Title: President and CEO

Company: Everstream

Lindsey on culture: We have a couple key mantras in our business that we really hold dear. The first one is do what you say you will do. It’s kind of our internal Golden Rule. We put out conservative estimates and budgets for what we’re going to do each year. Then we work to overachieve them, and people continue to trust us and want to invest in our business.

We also believe that happy people lead to happy customers, meaning that if our people aren’t happy, there’s no way that our customers can be happy. When we have a culture that people want to be a part of, our customers are excited about doing business with us, and that helps us drive the financial side of the business.
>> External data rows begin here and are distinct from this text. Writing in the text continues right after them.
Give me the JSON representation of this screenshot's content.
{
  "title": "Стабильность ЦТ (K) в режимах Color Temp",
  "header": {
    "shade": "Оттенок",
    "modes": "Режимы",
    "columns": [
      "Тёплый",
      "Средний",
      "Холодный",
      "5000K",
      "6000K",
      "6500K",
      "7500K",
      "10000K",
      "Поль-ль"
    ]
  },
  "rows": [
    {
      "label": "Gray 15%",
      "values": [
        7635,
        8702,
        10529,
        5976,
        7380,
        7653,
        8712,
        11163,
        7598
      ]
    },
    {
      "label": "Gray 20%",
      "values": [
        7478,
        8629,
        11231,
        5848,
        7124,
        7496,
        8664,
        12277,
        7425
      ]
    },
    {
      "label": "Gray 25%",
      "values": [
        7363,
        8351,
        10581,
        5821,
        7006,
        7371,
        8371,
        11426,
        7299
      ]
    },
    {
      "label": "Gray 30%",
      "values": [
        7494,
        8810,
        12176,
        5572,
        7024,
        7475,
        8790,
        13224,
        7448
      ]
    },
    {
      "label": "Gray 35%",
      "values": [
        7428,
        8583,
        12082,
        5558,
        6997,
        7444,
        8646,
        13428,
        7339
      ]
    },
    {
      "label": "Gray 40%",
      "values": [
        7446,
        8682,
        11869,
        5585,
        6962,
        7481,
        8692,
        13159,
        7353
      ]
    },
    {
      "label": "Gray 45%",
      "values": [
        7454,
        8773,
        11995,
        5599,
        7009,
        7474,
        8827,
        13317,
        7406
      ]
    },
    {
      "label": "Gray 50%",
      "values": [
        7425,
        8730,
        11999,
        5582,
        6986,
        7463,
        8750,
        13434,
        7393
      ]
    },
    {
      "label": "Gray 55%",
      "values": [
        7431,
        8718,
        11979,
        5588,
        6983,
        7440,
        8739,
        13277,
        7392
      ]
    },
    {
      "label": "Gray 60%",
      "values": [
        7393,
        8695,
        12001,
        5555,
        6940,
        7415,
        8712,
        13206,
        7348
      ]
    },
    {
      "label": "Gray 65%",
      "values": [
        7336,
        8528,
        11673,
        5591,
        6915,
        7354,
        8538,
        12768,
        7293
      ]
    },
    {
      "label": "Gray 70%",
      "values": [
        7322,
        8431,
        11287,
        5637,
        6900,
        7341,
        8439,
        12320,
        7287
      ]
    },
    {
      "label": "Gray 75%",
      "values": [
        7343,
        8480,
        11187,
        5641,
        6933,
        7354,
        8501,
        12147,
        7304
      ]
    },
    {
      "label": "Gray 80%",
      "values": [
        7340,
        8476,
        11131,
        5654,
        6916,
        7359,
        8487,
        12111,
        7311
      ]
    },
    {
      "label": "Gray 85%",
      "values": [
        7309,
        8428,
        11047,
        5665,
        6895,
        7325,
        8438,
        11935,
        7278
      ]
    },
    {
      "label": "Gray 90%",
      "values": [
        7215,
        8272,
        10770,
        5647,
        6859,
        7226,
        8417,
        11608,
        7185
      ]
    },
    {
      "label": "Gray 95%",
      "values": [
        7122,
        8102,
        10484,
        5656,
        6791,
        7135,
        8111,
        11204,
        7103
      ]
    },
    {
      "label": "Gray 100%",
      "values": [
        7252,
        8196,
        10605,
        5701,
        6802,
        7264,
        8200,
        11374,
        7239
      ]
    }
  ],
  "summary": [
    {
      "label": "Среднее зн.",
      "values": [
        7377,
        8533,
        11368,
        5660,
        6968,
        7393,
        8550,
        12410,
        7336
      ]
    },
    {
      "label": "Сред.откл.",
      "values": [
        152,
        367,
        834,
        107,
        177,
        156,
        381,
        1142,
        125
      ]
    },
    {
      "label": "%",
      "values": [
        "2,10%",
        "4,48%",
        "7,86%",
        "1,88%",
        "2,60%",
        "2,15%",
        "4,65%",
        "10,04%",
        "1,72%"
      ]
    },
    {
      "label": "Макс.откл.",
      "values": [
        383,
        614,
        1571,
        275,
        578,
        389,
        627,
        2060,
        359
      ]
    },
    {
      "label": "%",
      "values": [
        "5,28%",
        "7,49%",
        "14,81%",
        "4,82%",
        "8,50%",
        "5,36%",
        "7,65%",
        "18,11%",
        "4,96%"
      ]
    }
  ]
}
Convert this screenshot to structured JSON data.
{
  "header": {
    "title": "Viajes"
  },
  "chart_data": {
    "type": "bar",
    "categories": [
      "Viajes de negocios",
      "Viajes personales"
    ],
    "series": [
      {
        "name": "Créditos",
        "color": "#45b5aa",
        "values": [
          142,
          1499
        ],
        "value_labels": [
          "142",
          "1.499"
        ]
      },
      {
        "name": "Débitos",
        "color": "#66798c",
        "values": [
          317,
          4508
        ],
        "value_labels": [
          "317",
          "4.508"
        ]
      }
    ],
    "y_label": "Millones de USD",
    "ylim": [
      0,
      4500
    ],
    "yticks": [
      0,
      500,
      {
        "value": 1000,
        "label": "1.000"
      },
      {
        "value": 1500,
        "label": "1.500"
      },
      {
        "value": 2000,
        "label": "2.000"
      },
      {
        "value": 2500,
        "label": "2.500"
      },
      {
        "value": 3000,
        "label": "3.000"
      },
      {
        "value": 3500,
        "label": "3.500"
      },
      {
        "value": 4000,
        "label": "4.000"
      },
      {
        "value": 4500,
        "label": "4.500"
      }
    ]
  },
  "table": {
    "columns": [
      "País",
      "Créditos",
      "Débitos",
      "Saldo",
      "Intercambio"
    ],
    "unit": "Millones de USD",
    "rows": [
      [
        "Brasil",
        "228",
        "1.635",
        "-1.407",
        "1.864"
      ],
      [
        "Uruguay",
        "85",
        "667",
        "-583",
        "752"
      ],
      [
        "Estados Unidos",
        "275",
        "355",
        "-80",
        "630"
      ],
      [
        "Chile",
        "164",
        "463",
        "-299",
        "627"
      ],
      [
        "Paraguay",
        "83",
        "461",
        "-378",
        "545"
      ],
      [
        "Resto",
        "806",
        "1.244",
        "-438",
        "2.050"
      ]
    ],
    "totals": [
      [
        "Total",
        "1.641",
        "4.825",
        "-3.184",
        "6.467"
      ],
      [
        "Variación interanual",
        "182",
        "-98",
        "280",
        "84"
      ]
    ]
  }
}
Lindsey on transparency: The thing that is going to make people feel uncertainty and doubt is they feel isolated. Whether they are at home with their family or they are home by themselves, you’re not having as much contact with the people that you work with. We just want to make certain that people are getting touched, if you will, and make certain that they feel comfortable about what’s happening with the business.

Lindsey on investors: As long as we are delivering the results that they have expected from us and we are focused on the fact that it’s good business, I don’t want to say that it’s an unlimited amount of capital, but they’re wanting to put money to work. So for us, as long as we’re doing what we say we will do, then I think the money will continue to flow our direction.